PARBOABOA, Jakarta - Para Pelaku industri hasil tembakau (IHT) yang tergabung dalam berbagai organisasi seperti Gabungan produsen rokok putih Indonesia (Gaprindo) dan Forum Masyarakat Industri Rokok Seluruh Indonesia (Formasi) meminta pemerintah meninjau kembali kebijakan kenaikan cukai rokok tahun 2023 dan 2024 rata-rata sebesar 10 persen lebih.
Ketua Gaprindo Benny Wahyudi menerangkan, selain kondisi ekonomi masyarakat masih berat sebagai dampak dari ekonomi bahan bakar minyak (BBM) dan pandemi Covid-19 yang belum selesai.
Selain itu, juga karena saat ini sudah masuk resesi ekonomi dunia akibat situasi politik global yang semakin memanas. Sementara itu, masa depan perekonomian di tanah air dan dunia juga masih dilanda ketidakpastian.
Dalam situasi seperti ini, menurut pelaku industri tersebut, seharusnya ada kelonggaran dari pemerintah. Namun, justru semakin mempersulit dengan menaikan cukai sebesar 10 persen lebih.
“Saat ini situasinya berat dengan adanya berbagai kenaikan biaya di industri. Yang jelas, kalau tidak diperhatikan, kontribusi IHT kepada perekonomian atau penerimaan negara itu kan lebih dari 10 persen. Cukainya saja tahun ini diperkirakan lebih dari Rp200 triliun," ujar Benny dalam keterangan tertulis, Jumat, 25 November 2022.
Hal yang sama disampaikan Ketua Formasi Heri Susianto. Menurutnya selain kenaikan cukai juga harusnya dibarengi pemberantasan rokok ilegal.
Diketahui juga kebutuhan akan pemasukan negara ini sangat luar biasa. Pada tahun 2022, target cukai rokok itu sekitar Rp203 triliun.

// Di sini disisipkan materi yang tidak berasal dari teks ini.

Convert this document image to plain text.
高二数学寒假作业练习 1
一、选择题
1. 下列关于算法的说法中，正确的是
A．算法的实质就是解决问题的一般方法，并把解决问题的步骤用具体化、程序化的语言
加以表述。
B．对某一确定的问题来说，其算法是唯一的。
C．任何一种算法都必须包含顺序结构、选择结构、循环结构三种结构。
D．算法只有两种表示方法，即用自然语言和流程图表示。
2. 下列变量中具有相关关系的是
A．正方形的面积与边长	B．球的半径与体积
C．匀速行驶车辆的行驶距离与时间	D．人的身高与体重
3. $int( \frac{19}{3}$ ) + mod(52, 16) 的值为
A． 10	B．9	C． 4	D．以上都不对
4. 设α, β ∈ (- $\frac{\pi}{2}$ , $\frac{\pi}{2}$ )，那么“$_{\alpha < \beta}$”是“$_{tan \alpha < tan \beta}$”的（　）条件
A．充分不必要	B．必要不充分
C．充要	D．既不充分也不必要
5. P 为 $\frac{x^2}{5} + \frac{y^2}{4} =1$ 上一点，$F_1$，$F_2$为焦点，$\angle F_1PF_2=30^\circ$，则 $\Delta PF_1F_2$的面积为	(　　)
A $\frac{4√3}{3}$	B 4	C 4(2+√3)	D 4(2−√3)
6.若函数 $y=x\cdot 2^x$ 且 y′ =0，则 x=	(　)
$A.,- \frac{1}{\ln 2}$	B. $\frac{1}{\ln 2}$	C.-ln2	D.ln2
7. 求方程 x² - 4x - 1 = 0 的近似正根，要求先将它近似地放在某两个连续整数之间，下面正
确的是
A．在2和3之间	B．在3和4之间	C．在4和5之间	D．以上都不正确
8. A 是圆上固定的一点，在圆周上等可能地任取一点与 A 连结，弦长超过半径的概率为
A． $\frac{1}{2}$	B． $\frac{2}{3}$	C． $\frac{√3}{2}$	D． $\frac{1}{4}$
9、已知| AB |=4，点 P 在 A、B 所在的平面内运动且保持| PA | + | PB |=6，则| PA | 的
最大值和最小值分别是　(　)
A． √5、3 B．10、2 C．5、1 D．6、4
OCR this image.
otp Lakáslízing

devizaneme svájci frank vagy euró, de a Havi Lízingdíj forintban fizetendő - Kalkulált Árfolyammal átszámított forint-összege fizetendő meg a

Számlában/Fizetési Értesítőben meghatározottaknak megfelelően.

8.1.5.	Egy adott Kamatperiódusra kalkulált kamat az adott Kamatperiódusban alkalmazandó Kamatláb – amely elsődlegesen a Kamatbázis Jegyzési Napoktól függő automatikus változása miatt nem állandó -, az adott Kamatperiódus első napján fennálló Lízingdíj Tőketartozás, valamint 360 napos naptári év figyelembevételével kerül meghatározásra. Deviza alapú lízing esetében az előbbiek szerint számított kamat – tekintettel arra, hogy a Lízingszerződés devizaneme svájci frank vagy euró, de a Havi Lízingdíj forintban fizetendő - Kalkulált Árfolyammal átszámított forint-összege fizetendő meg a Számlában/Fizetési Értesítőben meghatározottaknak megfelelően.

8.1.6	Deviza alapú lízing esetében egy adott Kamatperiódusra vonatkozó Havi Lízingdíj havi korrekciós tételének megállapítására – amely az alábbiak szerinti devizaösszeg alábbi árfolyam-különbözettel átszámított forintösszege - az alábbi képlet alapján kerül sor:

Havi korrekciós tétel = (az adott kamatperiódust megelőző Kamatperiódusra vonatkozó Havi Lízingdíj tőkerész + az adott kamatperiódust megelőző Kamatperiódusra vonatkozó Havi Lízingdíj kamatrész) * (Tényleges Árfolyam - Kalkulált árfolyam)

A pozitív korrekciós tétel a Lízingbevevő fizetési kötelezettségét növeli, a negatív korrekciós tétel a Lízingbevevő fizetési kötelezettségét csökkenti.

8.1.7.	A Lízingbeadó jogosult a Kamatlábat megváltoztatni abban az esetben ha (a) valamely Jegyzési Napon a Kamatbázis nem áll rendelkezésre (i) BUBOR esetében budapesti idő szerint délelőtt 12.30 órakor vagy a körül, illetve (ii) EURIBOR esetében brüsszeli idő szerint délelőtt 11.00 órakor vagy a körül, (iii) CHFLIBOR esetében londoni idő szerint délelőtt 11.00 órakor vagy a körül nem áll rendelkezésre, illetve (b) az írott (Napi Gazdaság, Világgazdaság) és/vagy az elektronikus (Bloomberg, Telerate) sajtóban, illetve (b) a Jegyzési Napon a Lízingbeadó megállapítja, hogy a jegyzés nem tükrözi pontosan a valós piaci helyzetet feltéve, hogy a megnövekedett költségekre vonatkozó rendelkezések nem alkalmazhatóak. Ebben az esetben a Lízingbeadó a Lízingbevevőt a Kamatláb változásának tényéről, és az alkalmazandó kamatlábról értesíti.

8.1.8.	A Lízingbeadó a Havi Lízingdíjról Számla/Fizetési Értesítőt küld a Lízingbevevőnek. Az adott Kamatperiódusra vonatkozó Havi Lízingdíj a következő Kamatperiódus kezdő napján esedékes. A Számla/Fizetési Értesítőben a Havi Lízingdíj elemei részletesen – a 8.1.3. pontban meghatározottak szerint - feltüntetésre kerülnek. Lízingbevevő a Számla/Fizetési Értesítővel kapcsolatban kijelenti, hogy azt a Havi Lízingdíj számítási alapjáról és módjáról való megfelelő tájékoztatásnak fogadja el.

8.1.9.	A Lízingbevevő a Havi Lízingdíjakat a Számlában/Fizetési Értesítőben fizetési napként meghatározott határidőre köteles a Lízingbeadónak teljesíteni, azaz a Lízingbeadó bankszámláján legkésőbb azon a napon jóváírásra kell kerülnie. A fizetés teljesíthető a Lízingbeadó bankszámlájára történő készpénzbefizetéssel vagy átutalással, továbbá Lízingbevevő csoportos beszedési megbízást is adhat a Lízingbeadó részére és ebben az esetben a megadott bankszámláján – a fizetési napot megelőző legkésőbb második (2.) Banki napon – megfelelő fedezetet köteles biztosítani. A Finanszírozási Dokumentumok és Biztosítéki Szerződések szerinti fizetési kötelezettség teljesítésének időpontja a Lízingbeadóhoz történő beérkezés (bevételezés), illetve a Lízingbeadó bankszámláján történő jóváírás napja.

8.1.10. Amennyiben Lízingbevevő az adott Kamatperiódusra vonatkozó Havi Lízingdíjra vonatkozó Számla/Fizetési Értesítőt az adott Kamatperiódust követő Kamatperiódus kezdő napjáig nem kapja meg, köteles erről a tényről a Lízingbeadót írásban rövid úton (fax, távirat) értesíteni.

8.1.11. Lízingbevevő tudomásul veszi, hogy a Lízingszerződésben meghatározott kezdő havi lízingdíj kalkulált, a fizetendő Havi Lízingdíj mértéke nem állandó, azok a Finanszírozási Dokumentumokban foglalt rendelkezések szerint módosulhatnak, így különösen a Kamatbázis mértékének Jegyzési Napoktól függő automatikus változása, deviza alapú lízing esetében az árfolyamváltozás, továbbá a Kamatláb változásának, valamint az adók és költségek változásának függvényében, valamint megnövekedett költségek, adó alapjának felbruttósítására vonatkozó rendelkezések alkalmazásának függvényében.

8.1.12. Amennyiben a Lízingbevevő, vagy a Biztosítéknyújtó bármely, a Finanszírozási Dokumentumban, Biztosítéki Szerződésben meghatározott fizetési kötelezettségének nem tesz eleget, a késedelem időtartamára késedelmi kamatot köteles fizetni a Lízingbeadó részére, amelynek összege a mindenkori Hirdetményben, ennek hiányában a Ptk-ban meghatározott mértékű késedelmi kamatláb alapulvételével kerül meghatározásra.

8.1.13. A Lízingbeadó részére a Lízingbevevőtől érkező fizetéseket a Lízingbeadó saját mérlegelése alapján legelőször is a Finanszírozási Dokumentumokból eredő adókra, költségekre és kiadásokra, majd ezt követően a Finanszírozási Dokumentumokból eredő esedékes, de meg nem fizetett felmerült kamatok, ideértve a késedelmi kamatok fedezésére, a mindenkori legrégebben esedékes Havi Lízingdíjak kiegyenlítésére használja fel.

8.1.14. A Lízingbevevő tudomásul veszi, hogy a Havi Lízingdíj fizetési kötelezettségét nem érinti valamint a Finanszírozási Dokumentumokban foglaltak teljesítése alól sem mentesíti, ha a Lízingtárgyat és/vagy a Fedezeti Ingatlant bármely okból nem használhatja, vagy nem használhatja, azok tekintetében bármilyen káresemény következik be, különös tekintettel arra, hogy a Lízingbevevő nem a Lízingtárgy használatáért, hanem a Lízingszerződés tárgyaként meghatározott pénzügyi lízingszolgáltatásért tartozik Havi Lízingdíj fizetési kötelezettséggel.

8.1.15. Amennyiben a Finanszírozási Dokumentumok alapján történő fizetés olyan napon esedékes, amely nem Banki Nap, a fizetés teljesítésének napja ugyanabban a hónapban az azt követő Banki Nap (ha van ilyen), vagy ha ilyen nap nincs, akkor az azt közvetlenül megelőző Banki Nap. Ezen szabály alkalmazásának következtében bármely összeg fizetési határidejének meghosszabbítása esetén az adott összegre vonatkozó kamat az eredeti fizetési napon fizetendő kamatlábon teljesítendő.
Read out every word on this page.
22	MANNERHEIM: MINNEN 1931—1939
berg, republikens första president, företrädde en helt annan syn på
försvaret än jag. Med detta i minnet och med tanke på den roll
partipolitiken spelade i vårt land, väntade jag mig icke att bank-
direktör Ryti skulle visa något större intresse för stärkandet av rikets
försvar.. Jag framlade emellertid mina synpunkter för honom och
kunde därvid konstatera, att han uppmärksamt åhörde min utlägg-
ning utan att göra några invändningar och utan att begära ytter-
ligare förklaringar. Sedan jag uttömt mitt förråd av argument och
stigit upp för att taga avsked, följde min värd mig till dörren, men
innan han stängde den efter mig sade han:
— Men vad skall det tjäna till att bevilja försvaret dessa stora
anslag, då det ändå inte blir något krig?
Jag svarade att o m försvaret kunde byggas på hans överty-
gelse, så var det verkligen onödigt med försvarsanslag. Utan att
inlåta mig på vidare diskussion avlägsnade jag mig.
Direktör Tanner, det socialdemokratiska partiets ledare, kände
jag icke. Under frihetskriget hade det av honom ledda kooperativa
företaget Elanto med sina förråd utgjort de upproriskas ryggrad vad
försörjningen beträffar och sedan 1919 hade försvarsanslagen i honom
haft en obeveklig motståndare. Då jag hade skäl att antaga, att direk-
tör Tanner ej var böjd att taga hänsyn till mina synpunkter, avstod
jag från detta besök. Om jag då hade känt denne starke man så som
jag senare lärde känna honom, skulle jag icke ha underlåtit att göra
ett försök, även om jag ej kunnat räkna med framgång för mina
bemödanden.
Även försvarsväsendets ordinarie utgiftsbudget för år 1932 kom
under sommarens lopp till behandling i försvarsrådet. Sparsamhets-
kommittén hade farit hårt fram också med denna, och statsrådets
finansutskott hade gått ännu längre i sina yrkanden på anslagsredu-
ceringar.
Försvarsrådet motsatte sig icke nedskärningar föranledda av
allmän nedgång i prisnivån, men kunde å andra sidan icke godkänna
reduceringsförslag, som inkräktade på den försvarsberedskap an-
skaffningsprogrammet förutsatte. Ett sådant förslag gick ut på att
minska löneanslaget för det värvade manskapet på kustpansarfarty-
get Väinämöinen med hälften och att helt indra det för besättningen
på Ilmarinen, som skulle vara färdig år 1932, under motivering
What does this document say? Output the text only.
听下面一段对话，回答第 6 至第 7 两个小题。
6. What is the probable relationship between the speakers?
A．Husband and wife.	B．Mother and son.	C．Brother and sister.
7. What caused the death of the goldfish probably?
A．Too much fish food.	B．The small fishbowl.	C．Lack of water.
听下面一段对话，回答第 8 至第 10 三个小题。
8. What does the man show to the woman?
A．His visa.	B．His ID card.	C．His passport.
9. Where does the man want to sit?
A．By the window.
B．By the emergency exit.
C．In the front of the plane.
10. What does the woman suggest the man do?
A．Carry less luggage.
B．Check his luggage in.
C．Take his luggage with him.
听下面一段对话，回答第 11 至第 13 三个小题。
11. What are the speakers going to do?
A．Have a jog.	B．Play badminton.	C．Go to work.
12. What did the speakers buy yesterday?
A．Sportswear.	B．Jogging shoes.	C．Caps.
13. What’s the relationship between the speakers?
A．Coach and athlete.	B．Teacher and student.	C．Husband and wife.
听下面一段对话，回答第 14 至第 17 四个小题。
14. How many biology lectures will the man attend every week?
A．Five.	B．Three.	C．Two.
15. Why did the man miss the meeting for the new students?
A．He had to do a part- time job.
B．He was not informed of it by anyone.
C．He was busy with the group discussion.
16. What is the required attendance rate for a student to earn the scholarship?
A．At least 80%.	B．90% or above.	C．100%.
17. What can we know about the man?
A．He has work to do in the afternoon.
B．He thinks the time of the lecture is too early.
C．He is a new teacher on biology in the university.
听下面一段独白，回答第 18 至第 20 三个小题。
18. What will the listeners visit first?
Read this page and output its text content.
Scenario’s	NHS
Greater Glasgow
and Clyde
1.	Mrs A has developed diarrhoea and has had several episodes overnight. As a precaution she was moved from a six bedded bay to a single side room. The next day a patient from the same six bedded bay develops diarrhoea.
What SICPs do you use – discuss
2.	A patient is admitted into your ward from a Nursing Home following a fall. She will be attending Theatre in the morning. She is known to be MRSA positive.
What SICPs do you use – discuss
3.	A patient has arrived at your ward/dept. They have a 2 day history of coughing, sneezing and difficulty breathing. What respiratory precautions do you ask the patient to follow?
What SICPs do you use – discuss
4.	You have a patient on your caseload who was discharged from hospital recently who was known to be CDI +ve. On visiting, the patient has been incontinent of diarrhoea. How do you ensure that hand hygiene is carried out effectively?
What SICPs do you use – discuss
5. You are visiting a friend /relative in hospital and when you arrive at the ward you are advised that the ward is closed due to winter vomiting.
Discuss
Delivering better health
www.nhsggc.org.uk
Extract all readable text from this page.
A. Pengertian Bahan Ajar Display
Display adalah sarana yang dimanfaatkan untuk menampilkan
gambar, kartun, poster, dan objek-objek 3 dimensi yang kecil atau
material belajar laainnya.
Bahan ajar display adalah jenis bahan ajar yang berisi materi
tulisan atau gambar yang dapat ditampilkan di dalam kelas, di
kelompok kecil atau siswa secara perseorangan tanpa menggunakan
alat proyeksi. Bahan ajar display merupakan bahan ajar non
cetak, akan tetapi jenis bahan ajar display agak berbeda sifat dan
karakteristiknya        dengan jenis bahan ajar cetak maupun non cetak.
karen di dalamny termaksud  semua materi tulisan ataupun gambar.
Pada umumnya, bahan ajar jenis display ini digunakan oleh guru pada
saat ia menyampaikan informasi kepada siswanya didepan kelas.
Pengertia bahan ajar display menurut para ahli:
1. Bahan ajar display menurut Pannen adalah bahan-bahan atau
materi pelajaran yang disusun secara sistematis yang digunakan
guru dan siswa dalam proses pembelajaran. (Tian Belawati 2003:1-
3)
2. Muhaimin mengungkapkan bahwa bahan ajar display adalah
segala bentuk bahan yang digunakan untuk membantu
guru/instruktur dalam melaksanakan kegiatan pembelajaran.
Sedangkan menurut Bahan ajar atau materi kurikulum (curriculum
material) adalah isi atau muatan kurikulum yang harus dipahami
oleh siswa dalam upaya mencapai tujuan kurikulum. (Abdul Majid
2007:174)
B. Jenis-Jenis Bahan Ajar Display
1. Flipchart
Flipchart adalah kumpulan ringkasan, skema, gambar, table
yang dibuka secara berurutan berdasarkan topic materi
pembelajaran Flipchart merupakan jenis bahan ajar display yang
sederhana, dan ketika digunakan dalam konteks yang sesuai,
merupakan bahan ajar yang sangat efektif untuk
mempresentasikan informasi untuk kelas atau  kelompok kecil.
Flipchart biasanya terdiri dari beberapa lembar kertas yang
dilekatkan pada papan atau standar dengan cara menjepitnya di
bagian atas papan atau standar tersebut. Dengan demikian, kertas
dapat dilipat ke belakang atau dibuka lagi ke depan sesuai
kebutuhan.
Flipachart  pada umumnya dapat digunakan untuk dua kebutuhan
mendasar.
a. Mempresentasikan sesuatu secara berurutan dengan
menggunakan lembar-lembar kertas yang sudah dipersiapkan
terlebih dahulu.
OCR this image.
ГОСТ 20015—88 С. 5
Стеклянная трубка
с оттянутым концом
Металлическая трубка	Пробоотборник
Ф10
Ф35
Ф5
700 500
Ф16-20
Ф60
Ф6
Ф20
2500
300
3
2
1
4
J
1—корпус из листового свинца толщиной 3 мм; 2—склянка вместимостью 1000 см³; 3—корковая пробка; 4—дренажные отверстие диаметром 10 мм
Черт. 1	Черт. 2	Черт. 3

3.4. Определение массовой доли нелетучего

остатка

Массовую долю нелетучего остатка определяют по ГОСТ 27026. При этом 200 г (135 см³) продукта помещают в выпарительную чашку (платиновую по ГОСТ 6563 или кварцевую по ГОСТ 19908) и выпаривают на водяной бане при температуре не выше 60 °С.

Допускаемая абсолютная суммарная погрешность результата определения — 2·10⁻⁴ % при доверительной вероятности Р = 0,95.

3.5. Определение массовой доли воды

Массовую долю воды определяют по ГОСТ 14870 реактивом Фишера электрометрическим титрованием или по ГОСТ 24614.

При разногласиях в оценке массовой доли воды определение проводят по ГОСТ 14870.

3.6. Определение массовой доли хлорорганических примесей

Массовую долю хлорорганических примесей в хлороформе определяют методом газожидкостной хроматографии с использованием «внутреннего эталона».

Pihaknya mengatakan, kenaikan cukai rokok untuk memenuhi kebutuhan keuangan negara. Sehingga lima tahun terakhir ini kenaikan cukai rokok langsung diputuskan Presiden.
Heri menilai kenaikan cukai rokok karena pemerintah berfokus terhadap prevalansi merokok, yang turun menjadi delapan persen dari sebelumnya di angka sembilan persen. Padahal, prevalansi merokok sangat dipengaruhi oleh prefensi dan perpindahan atas pilihan rokok ke golongan layer yang lebih murah, terlebih dari rokok polos atau ilegal atau tanpa cukai.
"Terkait melindungi prevalansi merokok menurut saya tidaklah tepat, karena tidak terdeteksi jumlahnya oleh pemerintah. Terlebih lagi dari masifnya peredaran rokok ilegal pemerintah tidak mendapatkan pemasukan berupa cukai yang jelas sangat merugikan negara," terangnya.
Di sisi lain, Benny membantah pernyataan Menteri Keuangan Sri Mulyani yang menyebutkan kenaikan cukai rokok dua tahun ke depan secara berturut-turut tidak akan berakibat pada pemutusan hubungan kerja (PHK) karyawan di lingkungan IHT. Lanjut dia, kemungkinan pengurangan pegawai atau PHK akibat kenaikan cukai rokok di dua tahun berturut-turut tidak tertutup dilakukan IHT.
"Pengurangan pegawai mungkin saja bisa terjadi, namanya juga efisiensi. Karena pastinya pendapatan menurun, pasti akan ada efisiensi. Yang jelas kalau pengurangan itu bisa saja, misalnya mengurangi shift kerja dari tiga shift menjadi dua shift, karena memang yang dijual tidak ada," tutur Benny.
Bukan hanya dari pengurangan pegawai, para pelaku industri rokok juga dipastikan akan mengurangi pembelian tembakau dari para petani di Tanah Air. Hal tersebut di karena produsen rokok juga mengurangi produksi rokoknya.
Pengurangan produksi rokok disebabkan menurunnya penjualan rokok. Penjualan rokok menurun karena harganya meningkat yang diakibatkan pengenaan cukai semakin tinggi.
"Otomatis pembelian bahan baku (tembakau dari petani) juga jadi berkurang, karena (rokok) yang dijual juga kurang. Berapa persen besar penurunan pembelian bahan baku ini biasanya besarnya proporsional dengan produksinya," pungkasnya.